This article is a follow up to the one I wrote last month about Faith and Science.
As I wrote there, while modern people have a strange notion that scientific truth and religious truth are in conflict, the reality is that they are not. However, this cultural perception is so strong that it leads some young people to leave the Church. In his article “Young People Leaving the Church Because of ‘Science’ “ Christopher M Grany points out a 2017 study from St. Mary’s Press of Minnesota and Georgetown University’s Center for Applied Research in the Apostolate that a number of younger Catholics are leaving the Church. While this is not necessarily new information, what was fascinating was the significant percentage of respondents who pointed to science as a reason for their loss of faith.
There could be a great many factors to this. I suspect also that for many that using “science” as a reason for leaving is a fig leaf for other more personal and moral reasons. But leaving that aside, let us take this at face value.

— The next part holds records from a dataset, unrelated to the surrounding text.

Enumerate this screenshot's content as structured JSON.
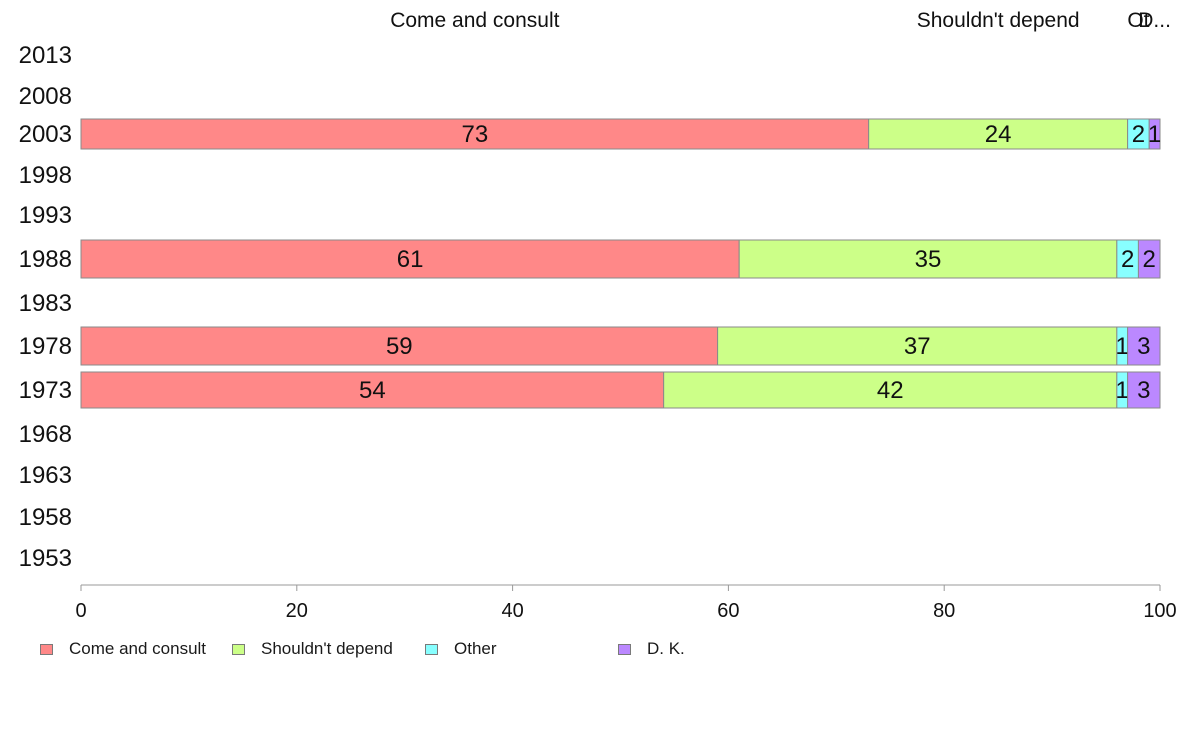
{
  "chart_data": {
    "type": "bar",
    "orientation": "horizontal",
    "stacked": true,
    "categories": [
      "2013",
      "2008",
      "2003",
      "1998",
      "1993",
      "1988",
      "1983",
      "1978",
      "1973",
      "1968",
      "1963",
      "1958",
      "1953"
    ],
    "series": [
      {
        "name": "Come and consult",
        "color": "#ff8888",
        "values": [
          null,
          null,
          73,
          null,
          null,
          61,
          null,
          59,
          54,
          null,
          null,
          null,
          null
        ]
      },
      {
        "name": "Shouldn't depend",
        "color": "#ccff88",
        "values": [
          null,
          null,
          24,
          null,
          null,
          35,
          null,
          37,
          42,
          null,
          null,
          null,
          null
        ]
      },
      {
        "name": "Other",
        "color": "#88ffff",
        "values": [
          null,
          null,
          2,
          null,
          null,
          2,
          null,
          1,
          1,
          null,
          null,
          null,
          null
        ]
      },
      {
        "name": "D. K.",
        "color": "#bb88ff",
        "values": [
          null,
          null,
          1,
          null,
          null,
          2,
          null,
          3,
          3,
          null,
          null,
          null,
          null
        ]
      }
    ],
    "top_labels": [
      "Come and consult",
      "Shouldn't depend",
      "Ot",
      "D..."
    ],
    "xlim": [
      0,
      100
    ],
    "xticks": [
      0,
      20,
      40,
      60,
      80,
      100
    ],
    "grid": false,
    "legend_position": "bottom",
    "title": "",
    "xlabel": "",
    "ylabel": ""
  }
}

One thing that I have noted as a teacher is a very strange notion that science will eventually overcome faith and make it obsolete. As Scott Neidich wrote in his article “Denying the Resurrection: An Atheist’s deconstruction of Historical Arguments for Jesus,” the author claims “ Science explains that which is previously unexplained, and one day will answer questions we don’t have an answer to.“ In other words, take anything that we can only possibly attributed to God, like miracles. The modern notion is that a miracle has a scientific explanation, but we have not reached the level of sophistication yet to explain it. A similar line is said in the first Thor movie where they say magic is just science we don’t yet understand. However, the modern notion holds that one day we science will peel back the curtain and remove all superstition and religion.
When St. Thomas Aquinas wrote his Summa Theologiae, he tried to answer every possible question about the faith. When doing so, he would always come up with at least 3 of the best arguments for his beliefs and refute them. Even non-believers tend to agree that St. Thomas did not give “straw-men” or weak versions of his opponents arguments, but only gave the opposing side the strongest arguments possible. And as I wrote, he always have at least 3 objections to his own position.
Except for one place: the question of God.
On the question on whether or not God exists, St. Thomas only gives 2 objections. This is not because he is afraid of the other arguments. It is because he can only find two arguments against God’s existence that are worth considering. You may believe that he is wrong about this. But St. Thomas was not inclined to side-step difficult arguments.
The reason why I am bringing this up is that one of those objections touches on this modern misconception that science. St. Thomas says that one of the only strong arguments against the existence of God is the belief that science will one day explain away those things that can only currently be explained by religious faith. St. Thomas writes:
“For all natural things can be reduced to one principle which is nature; and all voluntary things can be reduced to one principle which is human reason, or will. Therefore there is no need to suppose God’s existence.” (Summa Theologiae I.2. q2 a3 obj. 2)
In other words all that is miraculous could eventually find a cause in the natural world, thus making God an unnecessary hypothesis to explain anything. And from this point of view it is thought that scientific fact will one day overcome and eliminate faith and belief.
However, there is an enormous logical flaw with this way of thinking.
The idea that science will one day overcome belief is itself a belief.